Minecraft and Marriage

So, I’ve been playing minecraft a lot, you should be familiar enough with that by now. What’s different though is that now I’ve bought it for Dru and we’re playing together on a server I’ve setup on the mediabox. It’s been a strange experience, but ultimately very enjoyable. Dru and I rarely play games together, especially if they are computer games. Generally we have wildly different skill levels and it just leads to frustration for everyone involved but with minecraft things are very different. Being the sandbox game that it is, there isn’t that same kind of competitiveness nor is there the same kind of challenges involved regarding control systems and reaction times. It’s a very slow paced game and it’s full of wonder and exploration.

I think it’s actually brought us closer together in a way. We’re together as husband and wife, exploring a strange new world and bending it to our will, shaping the elements to protect us against the dangers that lurk in the dark. There is something powerful about that, when there is just the two of you together against the elements and by necessity you become closer, trust each other more, rely on one another. I logged in during lunch to have Dru tell me she’d made me some armour to protect me and in the morning I’d spent some time before work building up our hut and making a little boulevard of tree across the lake to our door because I thought she’d like it (and she did).

It’s weird, building things for each other, surviving together, working together like that. It’s a completely different gaming experience, even in things like Civilisation which is very similar in terms of sandbox-y type gameplay. The difference is thought that there are no real win conditions in minecraft, it’s purely what you put into it and it’s that, two people pouring themselves into the shared creation of a world, that makes a special kind of bond.

This isn’t to say that we didn’t have a bond to start with, we are married after all, but rather it’s created another nuanced layer, joining us in an arena we’ve normally been distant in. Games aren’t a massive part of my life, I wouldn’t say I’m a hardcore gamer by any stretch of the imagination but it is important to me and to be able to share it with my wife like this really means a lot. I think that’s the thing I enjoy most about minecraft really, more than any of the single player adventures I’ve had it this shared journey I’ve been taking with my wife. There’s just something magical and intangible about it all.
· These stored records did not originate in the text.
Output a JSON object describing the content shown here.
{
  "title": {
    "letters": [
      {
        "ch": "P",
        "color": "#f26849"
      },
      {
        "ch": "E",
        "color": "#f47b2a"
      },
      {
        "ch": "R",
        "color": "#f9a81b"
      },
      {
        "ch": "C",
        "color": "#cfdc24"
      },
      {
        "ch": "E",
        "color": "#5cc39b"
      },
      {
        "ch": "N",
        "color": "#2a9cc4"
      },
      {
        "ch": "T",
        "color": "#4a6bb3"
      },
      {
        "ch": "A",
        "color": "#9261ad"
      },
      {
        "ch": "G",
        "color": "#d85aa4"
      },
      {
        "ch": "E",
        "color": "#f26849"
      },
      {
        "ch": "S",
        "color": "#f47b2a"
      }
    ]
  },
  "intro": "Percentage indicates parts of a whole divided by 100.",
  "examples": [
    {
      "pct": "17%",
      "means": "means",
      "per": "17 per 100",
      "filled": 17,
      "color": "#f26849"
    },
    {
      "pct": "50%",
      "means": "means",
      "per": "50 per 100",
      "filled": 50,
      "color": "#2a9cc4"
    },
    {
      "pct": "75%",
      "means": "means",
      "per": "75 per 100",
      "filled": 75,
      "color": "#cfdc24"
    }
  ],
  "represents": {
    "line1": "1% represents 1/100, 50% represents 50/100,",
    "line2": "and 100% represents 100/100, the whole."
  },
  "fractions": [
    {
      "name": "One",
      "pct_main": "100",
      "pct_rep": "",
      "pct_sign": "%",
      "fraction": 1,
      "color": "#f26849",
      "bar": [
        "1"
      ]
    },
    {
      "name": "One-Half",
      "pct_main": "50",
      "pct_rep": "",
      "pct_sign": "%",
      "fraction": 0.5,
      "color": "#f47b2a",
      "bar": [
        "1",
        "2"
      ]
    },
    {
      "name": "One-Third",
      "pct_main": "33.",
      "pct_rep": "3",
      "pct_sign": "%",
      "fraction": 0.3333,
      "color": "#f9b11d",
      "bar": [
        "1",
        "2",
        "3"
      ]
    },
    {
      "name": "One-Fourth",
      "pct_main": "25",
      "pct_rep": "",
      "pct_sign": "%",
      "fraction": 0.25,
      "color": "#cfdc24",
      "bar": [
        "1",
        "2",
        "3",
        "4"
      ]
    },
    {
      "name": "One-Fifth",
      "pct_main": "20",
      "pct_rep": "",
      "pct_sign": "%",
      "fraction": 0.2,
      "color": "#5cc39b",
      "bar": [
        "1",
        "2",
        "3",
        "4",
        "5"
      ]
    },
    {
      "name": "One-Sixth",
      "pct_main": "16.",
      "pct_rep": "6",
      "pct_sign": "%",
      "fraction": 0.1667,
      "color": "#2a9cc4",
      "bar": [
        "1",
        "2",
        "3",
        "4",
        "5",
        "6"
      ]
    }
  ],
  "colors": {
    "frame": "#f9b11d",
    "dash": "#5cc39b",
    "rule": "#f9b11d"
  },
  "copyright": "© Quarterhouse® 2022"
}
I wonder how many other people find that bond is the thing that makes the game for them, I wouldn’t be surprised to learn it’s a large number. Minecraft is a very basic, buggy game with barely any features and many problems but it has that character to it that really appeals to a shared sense of wonder and collaboration and it think it’s quite possibly that, over any of the other things, that make the game as compelling as it is. The single player manages some of that to a degree but the multiplayer experience really is something else. Saying that, I don’t think I’d enjoy it in a public server nearly as much as I’m enjoying playing it alone with my wife. That sense of intimacy is what makes the game for me and that would be lost playing over the internet with strangers. Perhaps though, playing with friends I already know, a similar kind of feeling could be achieved, just imagining it I can already feel a taste of that compelling experience, the primed potential just waiting to be expressed.

I’m rarely moved by games, in fact generally I don’t play many mainstream games because they seem very empty and soulless. Many are the same as all the others and even though they may have their own unique identity they are still based around a core that is all to recognisable. First Person Shooters are particularly bad for this, but it exists to a lesser extent in the other genres.

Minecraft however has really made a real impact with me. I haven’t been this effected by a game since Aquaria, which is still one of my favourite games of all time and still astounds me with it’s simplicity and beauty. Indie games are the future and the strongest case for games as art as anyone could hope for. I doubt you’ll ever see a game that can provoke such a profound experience from a large publisher, though I’d love to be proved wrong.